Large-capacity high-throughput low-cost pipelined CAM using pipelined CTAM

A novel approach toward realizing a large capacity high-throughput pipelined content addressable memory (CAM) or associative memory (AM) at low cost has been described. It employs only commercial random access memory (RAM) along with a simple binary search pipeline (BSPL). In order to search a (2ⁿ-1)-word search key field (SKF) storage RAM, the BSPL employs n identical and simple binary search processing elements, each having its local copy of the SKF storage RAM (SKFSR). The SKFSR stores, in an ordered manner, the SKFs of all the words in the CAM, whereas a data field storage RAM (DFSR) stores the unordered CAM data words. The n-times replicated SKFSR, along with the n-processor BSPL, functions as a simple n-stage pipelined content-to-address memory (CTAM). The CTAM, a new kind of memory that performs the inverse function of a RAM, serves as the first and the most important stage in the proposed 3-stage pipelined CAM architecture. In response to the stream of input query words (search keys) fed to the pipelined CAM, the pipelined CTAM first produces the corresponding stream of SKFSR addresses where the query words reside.
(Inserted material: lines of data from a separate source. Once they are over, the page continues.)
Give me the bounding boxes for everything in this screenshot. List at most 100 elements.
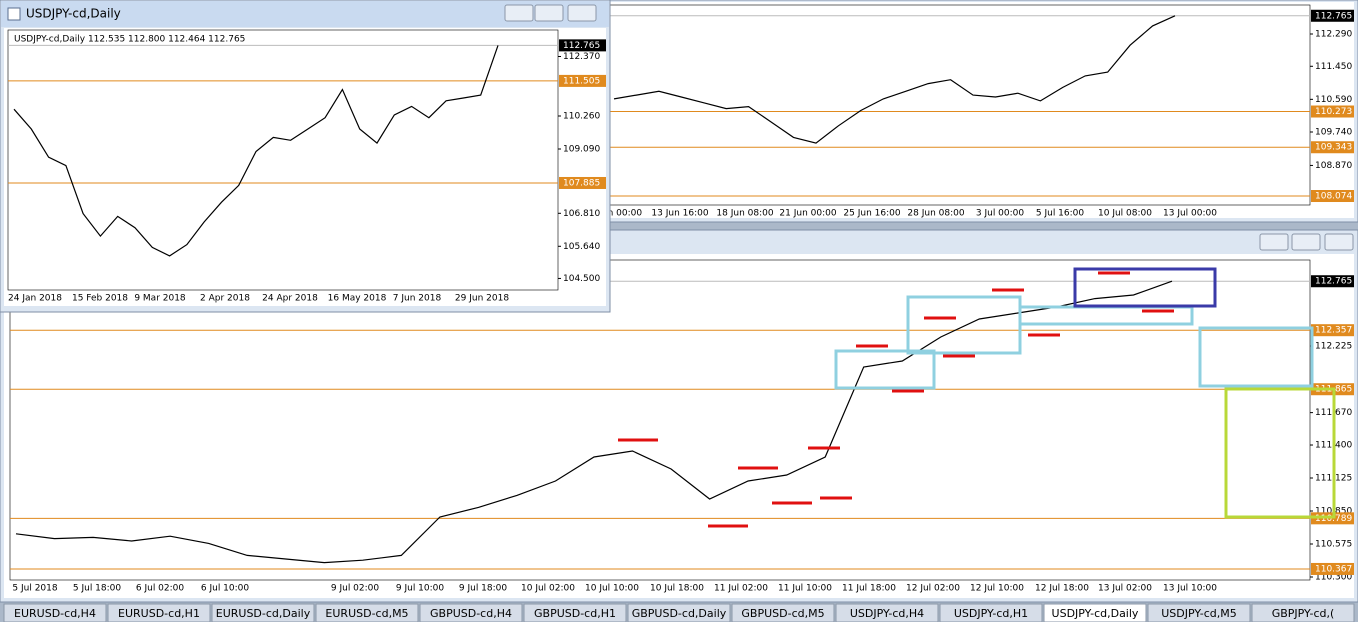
level-label-bg xyxy=(559,176,606,189)
y-tick-label: 112.290 xyxy=(1315,30,1352,40)
x-tick-label: 9 Mar 2018 xyxy=(134,294,186,304)
current-label: 112.765 xyxy=(563,41,600,51)
level-label-bg xyxy=(1311,105,1354,118)
x-tick-label: 5 Jul 2018 xyxy=(12,584,57,594)
x-tick-label: 24 Apr 2018 xyxy=(262,294,318,304)
x-tick-label: 6 Jul 10:00 xyxy=(201,584,250,594)
x-tick-label: 10 Jul 08:00 xyxy=(1098,209,1152,219)
chart-area xyxy=(4,28,606,306)
tab-label[interactable]: GBPUSD-cd,M5 xyxy=(741,607,824,620)
tab-label[interactable]: GBPJPY-cd,( xyxy=(1272,607,1335,620)
level-label: 112.357 xyxy=(1315,326,1352,336)
x-tick-label: 11 Jul 10:00 xyxy=(778,584,832,594)
x-tick-label: 11 Jul 02:00 xyxy=(714,584,768,594)
price-line xyxy=(15,280,1173,564)
y-tick-label: 111.450 xyxy=(1315,62,1352,72)
x-tick-label: 12 Jul 10:00 xyxy=(970,584,1024,594)
x-tick-label: 15 Feb 2018 xyxy=(72,294,128,304)
tab-label[interactable]: EURUSD-cd,H4 xyxy=(14,607,96,620)
tab-label[interactable]: EURUSD-cd,H1 xyxy=(118,607,200,620)
x-tick-label: 13 Jul 10:00 xyxy=(1163,584,1217,594)
x-tick-label: un 00:00 xyxy=(602,209,642,219)
tab-label[interactable]: EURUSD-cd,Daily xyxy=(216,607,311,620)
x-tick-label: 18 Jun 08:00 xyxy=(716,209,773,219)
plot-border xyxy=(9,259,1311,581)
price-line xyxy=(13,45,499,257)
y-tick-label: 112.225 xyxy=(1315,342,1352,352)
level-label: 110.273 xyxy=(1315,107,1352,117)
level-label: 110.367 xyxy=(1315,564,1352,574)
x-tick-label: 2 Apr 2018 xyxy=(200,294,250,304)
level-label: 108.074 xyxy=(1315,192,1352,202)
level-label: 111.505 xyxy=(563,76,600,86)
annotation-box xyxy=(1224,387,1336,519)
x-tick-label: 3 Jul 00:00 xyxy=(976,209,1025,219)
x-tick-label: 9 Jul 02:00 xyxy=(331,584,380,594)
x-tick-label: 12 Jul 18:00 xyxy=(1035,584,1089,594)
window-button[interactable] xyxy=(1291,233,1321,251)
y-tick-label: 105.640 xyxy=(563,242,600,252)
x-tick-label: 13 Jun 16:00 xyxy=(651,209,708,219)
tab-label[interactable]: GBPUSD-cd,H4 xyxy=(430,607,512,620)
x-tick-label: 11 Jul 18:00 xyxy=(842,584,896,594)
y-tick-label: 112.370 xyxy=(563,52,600,62)
x-tick-label: 28 Jun 08:00 xyxy=(907,209,964,219)
annotation-box xyxy=(1073,267,1217,308)
tab-label[interactable]: USDJPY-cd,Daily xyxy=(1052,607,1139,620)
x-tick-label: 5 Jul 16:00 xyxy=(1036,209,1085,219)
tab-label[interactable]: GBPUSD-cd,H1 xyxy=(534,607,616,620)
x-tick-label: 10 Jul 18:00 xyxy=(650,584,704,594)
level-label-bg xyxy=(1311,324,1354,337)
window-button[interactable] xyxy=(1324,233,1354,251)
x-tick-label: 5 Jul 18:00 xyxy=(73,584,122,594)
current-label-bg xyxy=(1311,275,1354,288)
y-tick-label: 110.575 xyxy=(1315,540,1352,550)
y-tick-label: 109.740 xyxy=(1315,127,1352,137)
y-tick-label: 106.810 xyxy=(563,209,600,219)
window-button[interactable] xyxy=(534,4,564,22)
x-tick-label: 16 May 2018 xyxy=(328,294,387,304)
level-label-bg xyxy=(1311,562,1354,575)
price-line xyxy=(613,15,1176,144)
chart-area xyxy=(609,2,1354,218)
y-tick-label: 110.300 xyxy=(1315,573,1352,583)
annotation-box xyxy=(834,349,936,390)
level-label: 109.343 xyxy=(1315,143,1352,153)
tab-label[interactable]: EURUSD-cd,M5 xyxy=(325,607,408,620)
y-tick-label: 110.260 xyxy=(563,112,600,122)
x-tick-label: 25 Jun 16:00 xyxy=(843,209,900,219)
tab-label[interactable]: USDJPY-cd,M5 xyxy=(1161,607,1237,620)
level-label-bg xyxy=(559,74,606,87)
x-tick-label: 21 Jun 00:00 xyxy=(779,209,836,219)
x-tick-label: 13 Jul 02:00 xyxy=(1098,584,1152,594)
x-tick-label: 29 Jun 2018 xyxy=(455,294,509,304)
y-tick-label: 108.870 xyxy=(1315,161,1352,171)
x-tick-label: 7 Jun 2018 xyxy=(393,294,442,304)
window-button[interactable] xyxy=(567,4,597,22)
tab-label[interactable]: GBPUSD-cd,Daily xyxy=(632,607,727,620)
chart-header: USDJPY-cd,Daily 112.535 112.800 112.464 … xyxy=(14,35,245,45)
window-title: USDJPY-cd,Daily xyxy=(26,7,121,21)
current-label-bg xyxy=(559,39,606,52)
window-button[interactable] xyxy=(504,4,534,22)
current-label-bg xyxy=(1311,9,1354,22)
level-label: 107.885 xyxy=(563,178,600,188)
current-label: 112.765 xyxy=(1315,277,1352,287)
level-label-bg xyxy=(1311,190,1354,203)
current-label: 112.765 xyxy=(1315,11,1352,21)
window-icon xyxy=(7,7,21,21)
window-button[interactable] xyxy=(1259,233,1289,251)
level-label-bg xyxy=(1311,141,1354,154)
x-tick-label: 24 Jan 2018 xyxy=(8,294,62,304)
x-tick-label: 12 Jul 02:00 xyxy=(906,584,960,594)
annotation-box xyxy=(1198,326,1314,388)
level-label: 110.789 xyxy=(1315,514,1352,524)
y-tick-label: 109.090 xyxy=(563,145,600,155)
x-tick-label: 10 Jul 02:00 xyxy=(521,584,575,594)
x-tick-label: 9 Jul 18:00 xyxy=(459,584,508,594)
plot-border xyxy=(7,29,559,291)
x-tick-label: 13 Jul 00:00 xyxy=(1163,209,1217,219)
tab-label[interactable]: USDJPY-cd,H1 xyxy=(954,607,1028,620)
tab-label[interactable]: USDJPY-cd,H4 xyxy=(850,607,924,620)
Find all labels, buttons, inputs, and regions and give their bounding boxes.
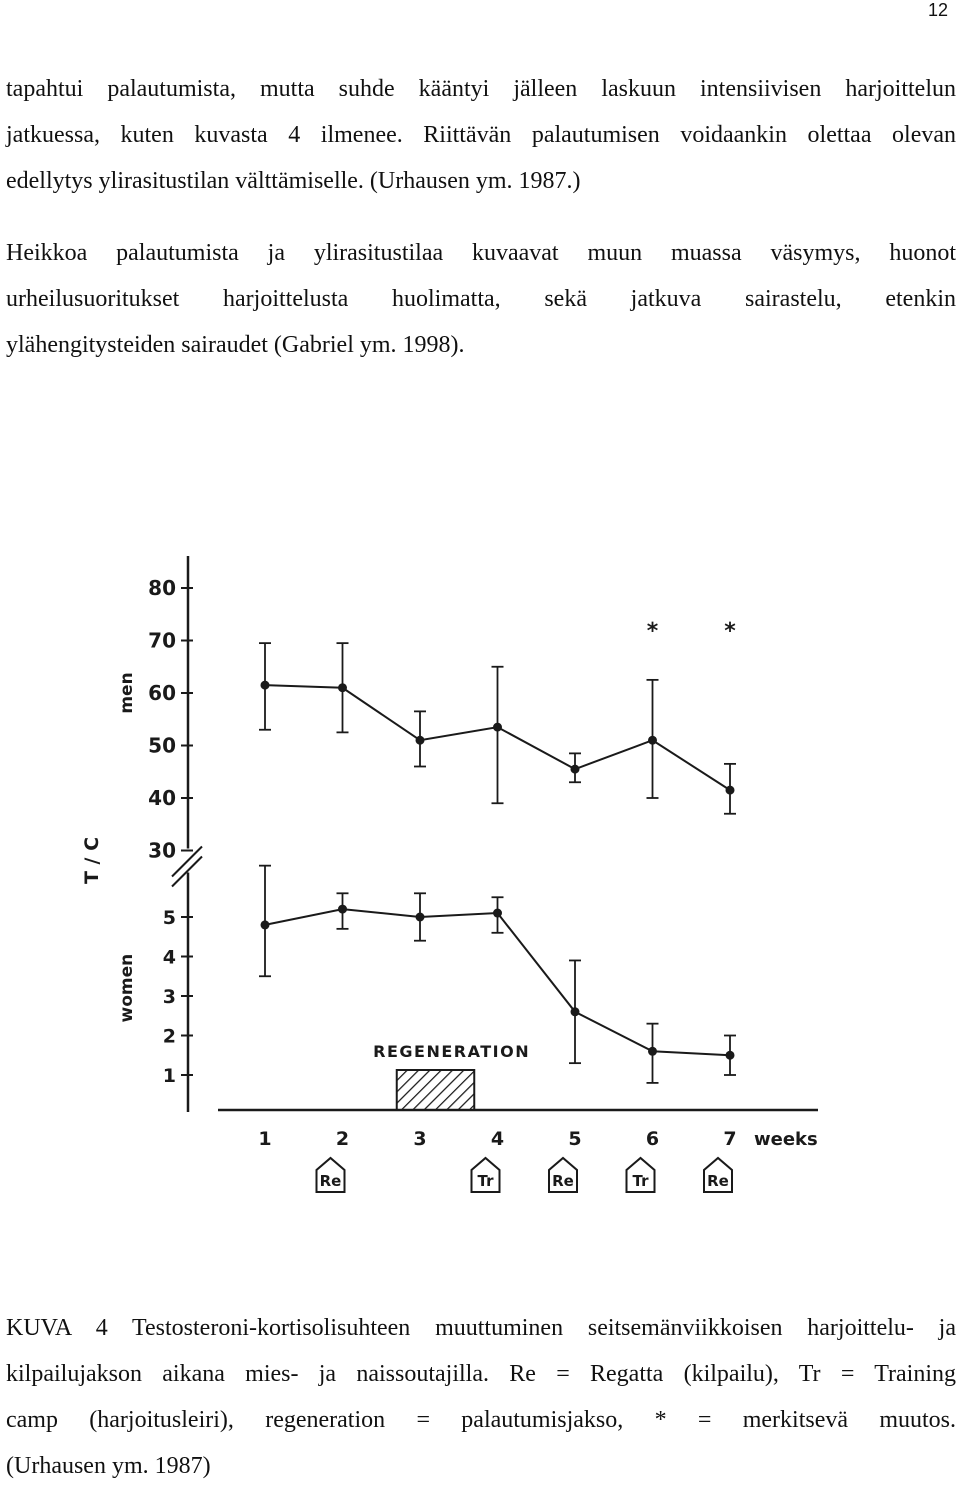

These SKFSR addresses corresponding to the queries are next mapped back by the second stage, namely, the address mapping RAM, to their original addresses in the CAM, i.e., in the DFSR, which had been altered due to data ordering in the SKFSR. Now, the third stage of the pipelined CAM, namely, the DFSR, is read out at the mapped, i.e., the original CAM addresses, to obtain the desired stream of responses from the CAM. An augmented version of the pipelined CTAM has been designed to handle the presence of duplicate search keys in the CAM. A few illustrative examples of querying a simple database stored in the CAM have been included. The proposed pipelined CAM has a modular and highly scalable architecture. Its throughput rate, which is independent of the CAM size, is a little less than the RAM access rate and its latency is a little more than (n+2) times the RAM access time.